Dear Dr. Roach: Three or four months ago, the ring finger on my right hand started making popping noises when I bent it. Now it's still doing that, and it catches in a bent position from time to time. I work as a carpenter, and I can't afford to take time off. What do you think this is?


Dear R.B.: My guess is trigger finger. The tendons that bend the fingers travel from the forearm into the palm and then onto each finger and the thumb. On their way to the fingers, a sheath of tough tissue encircles them.

Repetitive movements of the fingers irritate the protective tendon sheaths, and they swell. The swelling squeezes the tendon, and the popping noise you hear is the tendon freeing itself from its swollen sheath. That snapping noise sounds like the noise heard when cocking a gun's trigger.

As time goes by, the finger might become locked for some time in the bent position.

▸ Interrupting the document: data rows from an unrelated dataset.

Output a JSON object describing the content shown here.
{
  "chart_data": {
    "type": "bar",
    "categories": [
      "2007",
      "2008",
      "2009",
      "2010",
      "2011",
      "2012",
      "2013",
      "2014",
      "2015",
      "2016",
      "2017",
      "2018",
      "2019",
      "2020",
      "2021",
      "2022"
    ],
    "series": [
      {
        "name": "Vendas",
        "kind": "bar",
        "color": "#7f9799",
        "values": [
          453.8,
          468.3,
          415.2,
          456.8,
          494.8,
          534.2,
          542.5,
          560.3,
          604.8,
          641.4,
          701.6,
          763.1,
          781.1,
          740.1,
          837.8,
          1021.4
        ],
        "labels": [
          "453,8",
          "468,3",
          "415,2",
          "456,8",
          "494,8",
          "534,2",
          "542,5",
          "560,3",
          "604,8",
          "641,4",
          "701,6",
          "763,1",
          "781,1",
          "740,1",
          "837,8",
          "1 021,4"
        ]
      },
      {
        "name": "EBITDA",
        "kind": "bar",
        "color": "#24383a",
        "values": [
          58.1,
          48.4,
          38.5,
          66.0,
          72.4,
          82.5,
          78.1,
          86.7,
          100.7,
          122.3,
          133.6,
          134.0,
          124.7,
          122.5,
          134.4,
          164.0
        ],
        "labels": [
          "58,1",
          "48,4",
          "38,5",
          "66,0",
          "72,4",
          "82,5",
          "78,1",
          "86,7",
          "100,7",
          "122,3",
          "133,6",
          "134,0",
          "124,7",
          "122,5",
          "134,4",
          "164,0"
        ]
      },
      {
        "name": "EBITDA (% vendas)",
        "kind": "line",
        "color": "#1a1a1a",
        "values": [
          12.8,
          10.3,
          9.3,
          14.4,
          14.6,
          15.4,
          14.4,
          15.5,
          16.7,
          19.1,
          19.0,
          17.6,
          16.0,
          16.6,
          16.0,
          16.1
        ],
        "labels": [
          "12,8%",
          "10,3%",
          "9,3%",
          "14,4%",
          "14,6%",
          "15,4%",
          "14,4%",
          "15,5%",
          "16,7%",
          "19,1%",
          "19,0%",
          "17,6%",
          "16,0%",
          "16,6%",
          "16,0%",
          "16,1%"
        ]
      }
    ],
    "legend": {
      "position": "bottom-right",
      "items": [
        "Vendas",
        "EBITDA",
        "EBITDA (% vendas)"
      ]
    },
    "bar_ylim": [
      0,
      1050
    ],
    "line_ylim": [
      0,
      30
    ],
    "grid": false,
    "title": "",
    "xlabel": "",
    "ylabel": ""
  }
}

You don't want to hear this, but rest is essential to permit the tendon to move smoothly. If you must work, padded gloves afford some protection for the finger. Gripping a tool like a hammer is particularly hard on the tendon and its sheath. Tools with a larger-than-normal handle are less of a problem. The best protection is wearing a metal splint so that the finger can't move.

Your doctor can give you a cortisone injection into the problem area, and that often reduces the swelling quickly. You must rest your finger after the injection for at least three days.

If two injections fail to free the finger, then you need to consult an orthopedic surgeon for an opinion on surgical release of the tendon.

Dear Dr. Roach: About a month and a half ago, I received a cortisone shot for trochanteric bursitis. I felt relief for a month and gradually began using an elliptical machine. The pain returned shortly after I resumed walking. Then I had another shot. When and what kind of cardio exercise should I do?


Dear M.M.: The greater trochanter is the bony projection at the top and side of the thigh bone. It's an area with three bursas — small, flat disks inserted between tendons and bones to prevent friction when the tendon moves across the bone.

Excessive exercise, hip arthritis, a discrepancy in the length of the legs and a turning of the foot to the big-toe side when it hits the ground are some of the causes of trochanteric bursitis.

Have you tried using a stationary bike? If it brings on pain, stop. How about swimming? It's an excellent cardio (heart) exercise and doesn't put stress on the legs.

You shouldn't try any exercise until you have been free of pain for two weeks. When that happy day arrives, walk a block or two. If you're tolerating walking fine, increase your distance and speed by 10 percent every week. That's a safe way to get back into exercising without inflaming bursas.